Une attente de quatre ans pour les parents d'Amélie Calas
Les parents d'Amélie Calas, victime d'un meurtre à Roujan en janvier 2022, viennent enfin de récupérer les affaires personnelles de leur fille, conservées sous scellés pendant quatre longues années. Cette restitution intervient après des démarches administratives complexes et un profond sentiment d'abandon ressenti par la famille.
Un appartement sous scellés depuis le drame
Amélie Calas, étudiante en soins infirmiers à Béziers, a été assassinée le 14 janvier 2022 dans son domicile de Roujan, dans l'Hérault. Son compagnon, Jordan Garnier, l'a tuée à coups de couteau, ainsi que sa voisine Caroline Fournet-Leplay, ambulancière et pompier volontaire à Pézenas, qui se trouvait sur les lieux par hasard.
Depuis ce jour tragique, toutes les affaires d'Amélie sont restées enfermées dans l'appartement du drame, interdit d'accès et placé sous scellés judiciaires. "Je n'attends qu'une chose, serrer contre moi ses affaires", confiait Jérôme Calas, le père de la victime, en novembre dernier, exprimant son désarroi face aux lenteurs de la procédure.
La restitution enfin obtenue
Après quatre années de démarches, les parents d'Amélie Calas ont pu reprendre possession des biens de leur fille le 8 janvier dernier. "Nous avons pu récupérer l'appartement le 8 janvier", a confirmé Jérôme Calas, précisant avoir obtenu au préalable l'accord de la propriétaire pour effectuer les formalités administratives nécessaires.
Le procureur de la République de Béziers, Arnaud Faugère, a officiellement confirmé cette restitution : "Les affaires de la jeune femme ont été restituées. Les scellés sur l'appartement ont été levés et l'appartement remis en état aux frais de la justice." Il a ajouté : "Il me semblait nécessaire que la justice accompagne cette famille meurtrie au cours d'un processus dont je comprends qu'il l'ait heurtée."

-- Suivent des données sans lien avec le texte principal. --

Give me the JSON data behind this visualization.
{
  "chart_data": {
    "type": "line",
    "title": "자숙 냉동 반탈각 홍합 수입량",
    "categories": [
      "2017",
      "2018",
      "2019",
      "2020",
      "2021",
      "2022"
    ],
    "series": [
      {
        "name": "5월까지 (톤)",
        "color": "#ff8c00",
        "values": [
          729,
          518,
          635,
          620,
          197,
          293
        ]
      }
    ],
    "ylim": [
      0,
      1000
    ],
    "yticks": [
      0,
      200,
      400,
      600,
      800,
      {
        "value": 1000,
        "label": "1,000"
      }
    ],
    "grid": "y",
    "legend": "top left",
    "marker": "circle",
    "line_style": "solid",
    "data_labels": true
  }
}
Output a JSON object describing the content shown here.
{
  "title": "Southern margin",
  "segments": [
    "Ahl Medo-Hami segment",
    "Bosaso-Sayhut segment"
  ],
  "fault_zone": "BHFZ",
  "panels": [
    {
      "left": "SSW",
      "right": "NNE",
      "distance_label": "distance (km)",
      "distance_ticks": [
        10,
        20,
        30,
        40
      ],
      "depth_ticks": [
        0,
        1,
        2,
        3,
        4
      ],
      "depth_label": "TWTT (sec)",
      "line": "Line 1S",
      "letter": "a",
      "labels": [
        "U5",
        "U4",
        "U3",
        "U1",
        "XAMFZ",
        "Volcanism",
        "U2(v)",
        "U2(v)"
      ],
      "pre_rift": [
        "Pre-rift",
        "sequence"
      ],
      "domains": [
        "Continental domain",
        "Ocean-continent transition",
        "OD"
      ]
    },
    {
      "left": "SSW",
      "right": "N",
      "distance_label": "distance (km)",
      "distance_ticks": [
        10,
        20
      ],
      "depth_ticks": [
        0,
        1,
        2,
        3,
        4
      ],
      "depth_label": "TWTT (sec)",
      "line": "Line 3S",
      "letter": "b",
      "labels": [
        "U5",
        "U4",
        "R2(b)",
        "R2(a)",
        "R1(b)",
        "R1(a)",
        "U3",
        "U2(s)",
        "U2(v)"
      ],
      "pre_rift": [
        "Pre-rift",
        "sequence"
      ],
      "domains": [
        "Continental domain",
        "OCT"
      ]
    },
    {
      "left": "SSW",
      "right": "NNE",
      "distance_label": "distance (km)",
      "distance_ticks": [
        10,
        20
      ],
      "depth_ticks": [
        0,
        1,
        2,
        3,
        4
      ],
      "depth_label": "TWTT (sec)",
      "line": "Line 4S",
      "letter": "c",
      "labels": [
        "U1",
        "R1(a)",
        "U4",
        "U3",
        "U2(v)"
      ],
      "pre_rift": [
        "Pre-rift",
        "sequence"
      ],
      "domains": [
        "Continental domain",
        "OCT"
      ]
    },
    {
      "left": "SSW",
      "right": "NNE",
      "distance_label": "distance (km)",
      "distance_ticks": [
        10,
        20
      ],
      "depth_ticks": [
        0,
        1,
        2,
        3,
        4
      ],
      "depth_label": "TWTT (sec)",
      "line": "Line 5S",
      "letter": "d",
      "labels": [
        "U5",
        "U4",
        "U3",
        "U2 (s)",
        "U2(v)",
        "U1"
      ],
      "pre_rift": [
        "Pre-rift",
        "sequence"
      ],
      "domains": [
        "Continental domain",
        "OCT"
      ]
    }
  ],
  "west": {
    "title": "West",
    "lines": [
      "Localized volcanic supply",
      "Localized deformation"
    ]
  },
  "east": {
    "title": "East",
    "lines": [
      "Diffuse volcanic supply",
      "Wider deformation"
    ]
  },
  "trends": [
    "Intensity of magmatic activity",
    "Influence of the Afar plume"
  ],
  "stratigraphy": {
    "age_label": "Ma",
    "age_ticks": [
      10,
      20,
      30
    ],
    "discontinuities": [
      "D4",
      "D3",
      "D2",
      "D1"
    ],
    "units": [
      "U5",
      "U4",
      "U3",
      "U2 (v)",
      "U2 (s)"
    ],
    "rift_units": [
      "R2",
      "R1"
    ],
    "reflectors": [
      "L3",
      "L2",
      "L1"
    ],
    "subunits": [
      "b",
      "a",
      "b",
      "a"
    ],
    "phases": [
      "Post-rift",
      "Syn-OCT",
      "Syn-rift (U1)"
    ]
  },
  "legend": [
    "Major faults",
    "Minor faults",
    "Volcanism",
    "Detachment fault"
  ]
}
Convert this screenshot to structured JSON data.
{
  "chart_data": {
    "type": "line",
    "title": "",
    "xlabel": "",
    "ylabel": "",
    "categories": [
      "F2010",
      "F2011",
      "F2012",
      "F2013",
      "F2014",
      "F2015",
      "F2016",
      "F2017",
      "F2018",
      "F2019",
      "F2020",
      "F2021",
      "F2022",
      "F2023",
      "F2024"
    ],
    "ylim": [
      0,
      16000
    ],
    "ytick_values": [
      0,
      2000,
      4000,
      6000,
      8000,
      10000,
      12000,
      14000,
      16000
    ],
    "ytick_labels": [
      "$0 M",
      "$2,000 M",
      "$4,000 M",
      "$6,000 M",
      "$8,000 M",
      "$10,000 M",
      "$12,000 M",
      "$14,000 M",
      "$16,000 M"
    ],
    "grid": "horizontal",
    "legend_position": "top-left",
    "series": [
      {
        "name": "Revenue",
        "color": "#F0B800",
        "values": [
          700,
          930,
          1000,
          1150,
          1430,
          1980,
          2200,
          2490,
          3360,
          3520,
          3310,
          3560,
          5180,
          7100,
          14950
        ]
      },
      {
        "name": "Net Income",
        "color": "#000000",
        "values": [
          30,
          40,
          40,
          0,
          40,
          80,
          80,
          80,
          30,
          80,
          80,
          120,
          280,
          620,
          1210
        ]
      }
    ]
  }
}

Une procédure judiciaire controversée
Le compagnon d'Amélie Calas, Jordan Garnier, avait été placé en détention provisoire après les faits. Cependant, les magistrats ont retenu son abolition du discernement au moment des meurtres, estimant qu'il n'était pas responsable de ses actes en raison d'une altération de son jugement.
Cette décision a eu pour conséquence que l'auteur ne sera jamais jugé en cour d'assises. Il a néanmoins été placé dans un établissement psychiatrique et fait l'objet d'une interdiction de séjour dans l'Hérault pendant vingt ans.
Le désarroi d'une famille meurtrie
La famille Calas, profondément affectée par cette décision judiciaire, a exprimé son incompréhension et son épuisement. "Nous n'en avons plus la force. Nous ne comprendrons jamais une telle décision. Nous n'allons pas nous acharner. À quoi bon ?", avaient-ils déclaré en novembre dernier.
Pour Jérôme Calas, la lenteur des procédures a été particulièrement difficile à supporter : "C'est long pour rien puisque l'autre ne sera jamais jugé. Pour la justice, le dossier est clos. Pour nous, il est toujours ouvert."
Un accompagnement tardif mais nécessaire
Le procureur Faugère a reconnu les délais excessifs de la procédure et s'est personnellement impliqué pour répondre aux demandes de la famille : "Je me suis attaché personnellement à traiter les demandes de la famille Calas et à m'assurer qu'elles étaient (enfin) satisfaites. C'est bien le minimum que l'on doit aux victimes, après ces longs délais de procédure."
Cette restitution marque une étape importante pour les parents d'Amélie Calas, qui peuvent désormais conserver les effets personnels de leur fille, même si la douleur de sa perte et l'incompréhension face au dénouement judiciaire demeurent intactes.